Как всегда, заговорив о том, что волновало его больше всего, Уллубий увлекся. Голос его окреп, зазвучал увереннее и громче. Речь потекла свободно и плавно: слова словно бы сами собой легко укладывались в нужные, точные формулировки. Друзья знали, что в такие минуты Уллубия нельзя прерывать: теперь он не остановится до тех пор, пока не выскажется до конца.

И вдруг Уллубий запнулся, словно какой-то толчок извне внезапно помешал ему. Оборвав свою речь на полуслове, он медленно оглянулся.

На пороге стояла Тату — раскрасневшаяся, запыхавшаяся, смущенно улыбающаяся.

Уллубию показалось, что за то время, что они не виделись, она стала еще краше. Белый кружевной тастар еле прикрывал ее длинные черные косы. Длинное платье с кружевными манжетами взрослило ее: в нем она казалась выше, тоньше и стройнее.

Словно завороженный, Уллубий встал со своего места и пошел ей навстречу. В этом не было ничего необычного, потому что из всех сидящих за этим столом только он один еще не успел повидаться с Тату. Даже если бы он вскочил ей навстречу и сжал в своих объятиях, и то в этом никто не нашел бы ничего необычного: все давно уже привыкли, что Уллубий и Тату словно родные брат и сестра. И все-таки Уллубий смутился. Ему казалось, что все с легкостью читают у него на лице самые сокровенные мысли.

Тату тоже растерялась. Внезапный приезд Уллубия застал ее врасплох: мать и сестра нарочно не сказали ей ни слова, решив сделать приятный сюрприз.

Так и стояли они друг перед другом, от растерянности забыв даже поздороваться.

Уллубий опомнился первый.

— Ну здравствуй! — сказал он, шагнув навстречу Тату с протянутой рукой. — Как ты выросла!

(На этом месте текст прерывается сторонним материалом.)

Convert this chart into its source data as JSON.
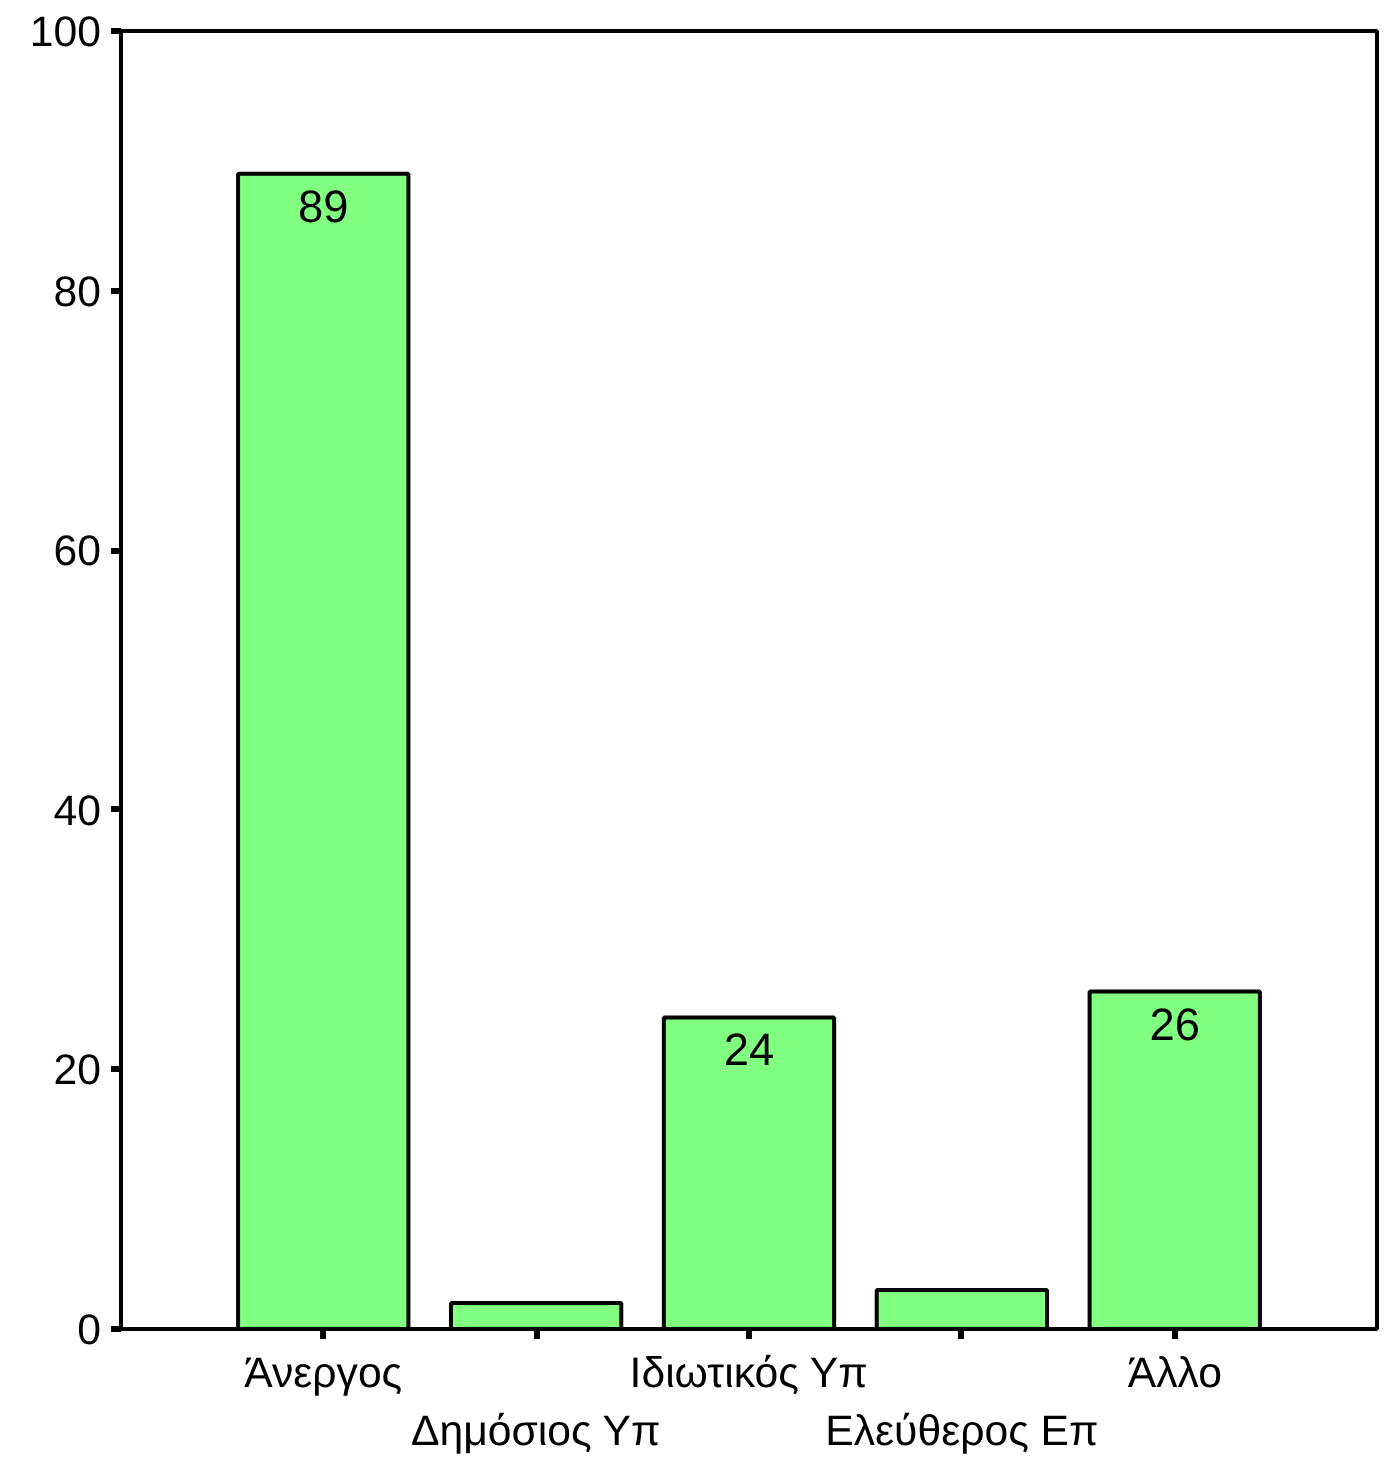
{
  "chart_data": {
    "type": "bar",
    "categories": [
      "Άνεργος",
      "Δημόσιος Υπ",
      "Ιδιωτικός Υπ",
      "Ελεύθερος Επ",
      "Άλλο"
    ],
    "values": [
      89,
      2,
      24,
      3,
      26
    ],
    "color": "#80ff80",
    "value_labels": [
      "89",
      null,
      "24",
      null,
      "26"
    ],
    "ylim": [
      0,
      100
    ],
    "yticks": [
      0,
      20,
      40,
      60,
      80,
      100
    ],
    "grid": false
  }
}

— А ты разве не знал, что наши шуринские девушки растут нынче как на дрожжах! А уж гимназистки особенно! — пошутил Солтан-Саид.

Незатейливая шутка эта имела шумный успех и сразу разрядила обстановку. Уллубий как ни в чем не бывало сел на свое место. Но тут снова распахнулась дверь и в комнату, словно вихрь, ворвалась еще одна девушка в гимназическом платье.

Это была одноклассница Тату — Аня. Смуглая, белозубая, с коротко стриженными темными волосами, она была полной противоположностью своей подруге. Заразительной жизнерадостностью, умением легко и просто сходиться с людьми, счастливой способностью сразу чувствовать себя как дома в любой компании она скорее напоминала Зумруд.

— Вон кто здесь? Уллубий! Ну, от меня ты так просто не отделаешься! — весело заговорила она. — Встань сейчас же! Давай-ка я тебя расцелую!

— С удовольствием! Я первый готов поцеловать тебя! — поднялся ей навстречу Уллубий. Однако он не спешил приводить в исполнение эту свою угрозу: одно дело — вольничать на словах и совсем другое — так вот просто взять да и расцеловаться на глазах у всех с молоденькой девушкой. У горцев не принято, чтобы даже близкие люди целовались при посторонних.

Впервые Уллубий увидел Аню года два назад на молодежном загородном пикнике. Он сразу проникся к ней искренней симпатией: ему понравилась ее непосредственность, открытость, прямота.